Telefilm

Recensione | Manhunt: Unabomber

Manhunt: Unabomber, la recensione

Ci sono alcune serie tv che di primo acchito non siamo sicuri di voler vedere, specie quando si tratta di narrare qualcosa di già accaduto: pochi sono i criminali da cui poter trarre una storia così minuziosa.

Manhunt: Unabomber è una miniserie inglese del 2017 creata da Andrew Sodroski, Jim Clemente e Tony Gittelson, interpretata da Sam Worthington e Paul Bettanyandata in onda prima su  Discovery Channel e poi distribuita da Netflix.

Anche se poco pubblicizzata, è un prodotto di nicchia che merita la visione. Nonostante possa apparire scontato, si presenta come un thriller avvincente, complice il fatto che Ted Kaczynski è forse stato il più inusuale dei serial killer: una mente brillante, professore di Harvard con un QI sopra la media, ma allo stesso tempo capace di mutilare ed uccidere persone con pacchi esplosivi.

Trama

Siamo nell’America degli anni 90 e dove da oltre dieci anni un uomo manda pacchi bomba verso obiettivi del tutto casuali. Dopo tanti tentativi decidono di mettere nell’equipe James Fitzgerald, un criminal profiler dalle grandi capacità che, attraverso lo studio linguistico dell’idioletto di Unabomber attraverso le lettere inviate in questi anni, comincia a stilare un profilo del tutto diverso dai soliti. Quando Unabomber invierà il suo manifesto, dal titolo “La società industriale e il suo futuro”, si deciderà di pubblicarlo sul Washington Post nel tentativo di stanarlo. Attraverso la lettura attenta del manifesto, un uomo si accorge di aver già letto tutto questo e prenderà una decisione che segnerà la fine di Unabomber.

Rilevante l’incipit del primo episodio, dove Kaczynski ci fa riflettere su come facilmente attraverso le poste, il pacco arriva senza problemi.  E da lì inizia una feroce invettiva contro la tecnologia e il progresso che ci porta a essere pecore, rivendicando uno stile di vita  primitivo.
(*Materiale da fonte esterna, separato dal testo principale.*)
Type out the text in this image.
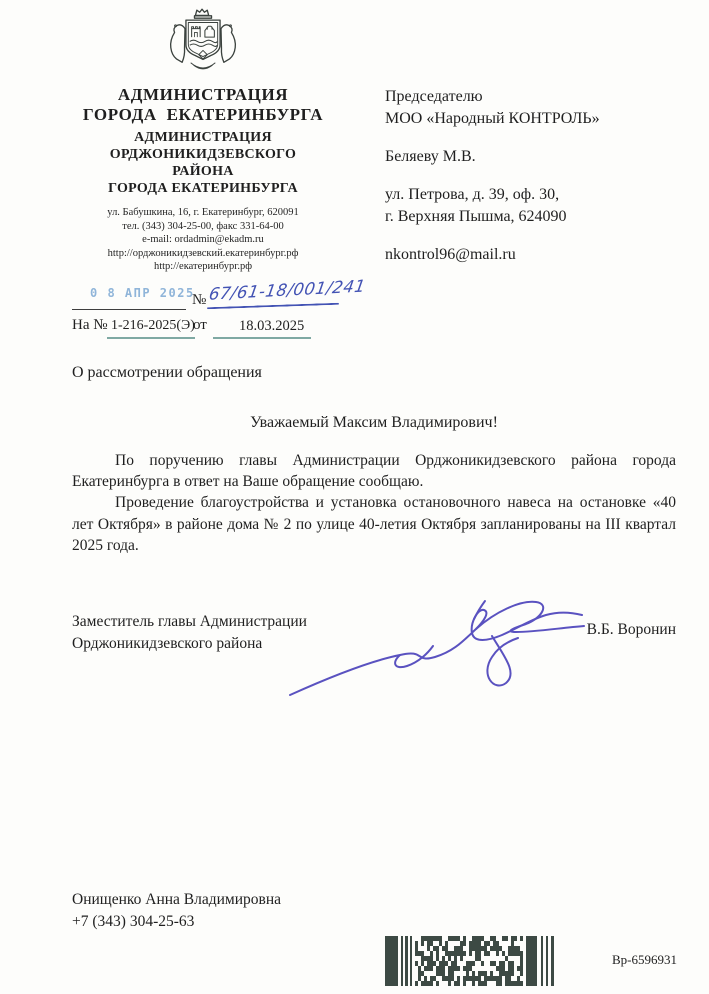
АДМИНИСТРАЦИЯ
ГОРОДА ЕКАТЕРИНБУРГА
АДМИНИСТРАЦИЯ
ОРДЖОНИКИДЗЕВСКОГО
РАЙОНА
ГОРОДА ЕКАТЕРИНБУРГА
ул. Бабушкина, 16, г. Екатеринбург, 620091
тел. (343) 304-25-00, факс 331-64-00
e-mail: ordadmin@ekadm.ru
http://орджоникидзевский.екатеринбург.рф
http://екатеринбург.рф
0 8 АПР 2025
№ 67/61-18/001/241
На № 1-216-2025(Э)
от 18.03.2025
Председателю
МОО «Народный КОНТРОЛЬ»
Беляеву М.В.
ул. Петрова, д. 39, оф. 30,
г. Верхняя Пышма, 624090
nkontrol96@mail.ru
О рассмотрении обращения
Уважаемый Максим Владимирович!

По поручению главы Администрации Орджоникидзевского района города Екатеринбурга в ответ на Ваше обращение сообщаю.

Проведение благоустройства и установка остановочного навеса на остановке «40 лет Октября» в районе дома № 2 по улице 40-летия Октября запланированы на III квартал 2025 года.

Заместитель главы Администрации
Орджоникидзевского района
В.Б. Воронин
Онищенко Анна Владимировна
+7 (343) 304-25-63
Вр-6596931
Subito dopo vediamo il profiler James Fitzgerald e lentamente attraverso flashback vediamo il suo passato da detective all’FBI, mentre si prepara all’incontro con Kaczynski in prigione dopo due anni dalla cattura.
La storia nel suo evolversi ci racconta tante cose: in primo luogo uno dei primi profiler dell’FBI che studia la psicologia criminale e getta le basi per la nascita della linguistica forense, risolutiva nello scovare la vera identità di uno dei criminali più elusivi della storia americana. In secondo luogo, Manhunt ci da un quadro esaustivo dei personaggi, proponendoci un dualismo fatto di incontri e scontri molto interessante tra Ted Kaczynski e James Fitzgerald: “Fitz” condivide con Ted l’intelligenza spiccata ma anche l’incapacità a relazionarsi, la difficoltà ad essere compresi, entrambi outsider.
Da una parte un poliziotto che dopo anni di lavoro nella sua città natale vede un momento di rivalsa ponendo una soluzione ad uno dei casi più difficili di sempre; dall’altra un uomo con un QI elevato che dopo anni di scherno vede riconosciute le sue idee sulla società e su come la tecnologia l’ha irrimediabilmente distrutta.

Entrambi, Ted prima e Fitz dopo essere stato influenzato dal Manifesto, scelgono una vita isolata tra le montagne. Sono due storie di vita appassionanti, che ci fanno riflettere su come c’è sempre una storia difficile alle spalle non sempre comprensibile. Alla fine i due capiranno che non sarà possibile escludere del tutto il sistema di questa società che ci rende costretti a seguire determinati schemi.

Di grande spessore proprio i due attori protagonisti, che trasmettono i sentimenti e le difficoltà vissute dei personaggi.
Manhunt: Unabomber è una serie che non ti aspetti, ma che non delude le aspettative del telespettatore.